L’enseignant en agronomie, Ludovic Dubuisson, 1/3 temps et référent EPA de l’établissement, souhaite pouvoir impliquer notamment les étudiants BTSA ACSE sur les dynamiques de projets de la ferme et en particulier sur les expérimentations en matière de transitions agroécologiques afin que les étudiants puissent développer des compétences en matière d’aptitude à l’analyse de situations complexes, de changement et d’innovation ; une nouvelle manière de s’impliquer sur la ferme de l’établissement et de s’entraîner, s’exercer dans le but de se professionnaliser et se préparer aux évolutions des métiers.

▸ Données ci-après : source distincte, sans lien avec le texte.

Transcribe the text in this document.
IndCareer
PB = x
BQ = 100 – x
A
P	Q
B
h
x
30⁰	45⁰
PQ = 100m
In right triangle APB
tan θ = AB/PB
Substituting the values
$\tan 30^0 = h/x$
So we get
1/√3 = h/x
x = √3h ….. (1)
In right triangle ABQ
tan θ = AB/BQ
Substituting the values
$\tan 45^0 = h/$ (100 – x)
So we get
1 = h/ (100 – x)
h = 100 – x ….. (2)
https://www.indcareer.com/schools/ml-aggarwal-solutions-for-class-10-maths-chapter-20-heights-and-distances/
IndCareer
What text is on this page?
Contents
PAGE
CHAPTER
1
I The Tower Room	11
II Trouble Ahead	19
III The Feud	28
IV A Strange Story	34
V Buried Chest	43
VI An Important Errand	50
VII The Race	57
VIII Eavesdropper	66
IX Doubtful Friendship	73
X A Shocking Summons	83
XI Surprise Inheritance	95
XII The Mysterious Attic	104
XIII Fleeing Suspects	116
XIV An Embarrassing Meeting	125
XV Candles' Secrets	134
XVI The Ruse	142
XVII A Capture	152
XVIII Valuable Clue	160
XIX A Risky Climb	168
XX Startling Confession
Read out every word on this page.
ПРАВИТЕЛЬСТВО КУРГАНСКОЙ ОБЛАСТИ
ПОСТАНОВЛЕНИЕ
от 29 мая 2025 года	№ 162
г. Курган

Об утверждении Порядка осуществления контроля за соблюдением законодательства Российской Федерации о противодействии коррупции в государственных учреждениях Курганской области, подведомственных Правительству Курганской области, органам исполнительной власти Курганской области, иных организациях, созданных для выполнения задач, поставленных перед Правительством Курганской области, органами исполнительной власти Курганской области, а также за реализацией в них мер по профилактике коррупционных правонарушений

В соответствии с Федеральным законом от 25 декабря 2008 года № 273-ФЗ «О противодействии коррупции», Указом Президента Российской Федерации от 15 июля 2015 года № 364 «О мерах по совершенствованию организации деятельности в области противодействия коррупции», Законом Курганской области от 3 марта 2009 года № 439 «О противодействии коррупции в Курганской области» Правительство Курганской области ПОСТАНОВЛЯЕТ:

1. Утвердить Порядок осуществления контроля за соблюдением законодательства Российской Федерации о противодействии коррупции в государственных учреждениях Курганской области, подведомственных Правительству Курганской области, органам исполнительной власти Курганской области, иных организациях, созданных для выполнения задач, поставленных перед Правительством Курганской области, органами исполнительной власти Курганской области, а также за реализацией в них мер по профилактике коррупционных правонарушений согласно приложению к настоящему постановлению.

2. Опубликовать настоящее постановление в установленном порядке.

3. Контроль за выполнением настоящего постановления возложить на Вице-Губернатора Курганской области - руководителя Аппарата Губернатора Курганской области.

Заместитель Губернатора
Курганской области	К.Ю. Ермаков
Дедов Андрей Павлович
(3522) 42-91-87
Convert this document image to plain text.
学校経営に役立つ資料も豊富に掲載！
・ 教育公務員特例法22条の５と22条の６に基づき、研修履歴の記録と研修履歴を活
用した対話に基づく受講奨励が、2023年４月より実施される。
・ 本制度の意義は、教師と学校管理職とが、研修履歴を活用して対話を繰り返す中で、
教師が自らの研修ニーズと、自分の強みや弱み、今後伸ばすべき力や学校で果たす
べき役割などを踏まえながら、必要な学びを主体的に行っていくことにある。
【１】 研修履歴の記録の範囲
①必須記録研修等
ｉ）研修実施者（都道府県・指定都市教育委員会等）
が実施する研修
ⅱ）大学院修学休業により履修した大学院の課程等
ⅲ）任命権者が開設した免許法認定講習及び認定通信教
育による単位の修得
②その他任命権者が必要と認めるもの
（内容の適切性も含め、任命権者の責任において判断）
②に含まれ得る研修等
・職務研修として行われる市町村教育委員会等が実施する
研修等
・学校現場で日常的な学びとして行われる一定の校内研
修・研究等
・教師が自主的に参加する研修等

En conclusion, l’adaptation du travail du sol aux conditions locales avec une évolution nécessaire du parc matériel, l’utilisation des ovins et l’appui pédagogique permettent d’envisager une sortie progressive puis définitive du glyphosate tout en développant une approche pragmatique et souple de l’agriculture de conservation des sols.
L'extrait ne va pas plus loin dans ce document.